This report presents a 29-year-old patient with severe temporomandibular joint (TMJ)
pain. Anamnesis and clinical examination led us to the diagnosis of
TMJ disorder. He was also in control for a malignant
paraganglioma originating from the right carotid body. After initial surgery 8.5 years ago and the removal of
metastases 2 years ago he was deemed disease free. An (18)F-3,4-dihydroxyphenylalanine (
DOPA) positron emission tomography (PET)/CT scan was obtained during follow-up 6 months before he was presented to our clinic. Suspicious of a connection between the actual
pain and the tumour, we scrutinized these images. We found a tiny pathological tracer uptake in the right jugular foramen but no correlating finding in the matching CT. We repeated the
DOPA PET/CT and found several
metastases including the previously detected lesion. Further thin-slice CT and MRI showed a 5 mm
paraganglioma located anteriorly to the jugular bulb within the jugular foramen. The lesion was in close relation to the Arnold's nerve, a branch of the vagus nerve which carries sensory information from the external tympanic membrane, external auditory canal and the external ear and explained the severe
pain in our patient.
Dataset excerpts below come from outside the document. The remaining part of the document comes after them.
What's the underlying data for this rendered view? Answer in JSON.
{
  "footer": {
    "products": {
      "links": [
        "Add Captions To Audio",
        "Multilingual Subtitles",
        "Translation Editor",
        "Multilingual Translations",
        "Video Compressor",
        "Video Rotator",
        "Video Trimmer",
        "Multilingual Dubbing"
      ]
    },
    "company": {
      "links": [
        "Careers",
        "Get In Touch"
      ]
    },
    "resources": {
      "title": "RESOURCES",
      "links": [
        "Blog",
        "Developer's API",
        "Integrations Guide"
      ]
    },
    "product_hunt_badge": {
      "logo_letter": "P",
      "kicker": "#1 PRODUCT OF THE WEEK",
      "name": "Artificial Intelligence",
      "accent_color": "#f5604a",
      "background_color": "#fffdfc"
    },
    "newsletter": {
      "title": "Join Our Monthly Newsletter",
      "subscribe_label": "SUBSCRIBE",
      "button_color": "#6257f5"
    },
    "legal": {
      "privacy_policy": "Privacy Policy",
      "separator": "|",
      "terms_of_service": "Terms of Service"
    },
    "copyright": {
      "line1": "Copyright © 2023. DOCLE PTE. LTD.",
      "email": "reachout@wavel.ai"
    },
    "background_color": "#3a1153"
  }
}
He then underwent
radiotherapy (45 Gy) during which the
pain diminished considerably. In a variety of neuroendocrine tumours, including
paraganglioma,
DOPA PET/CT allows primary diagnosis, staging and restaging with a higher detection rate than conventional radiological imaging. Owing to low anatomical resolution however, high resolution contrast-enhanced CT and MRI are necessary to complete the investigations.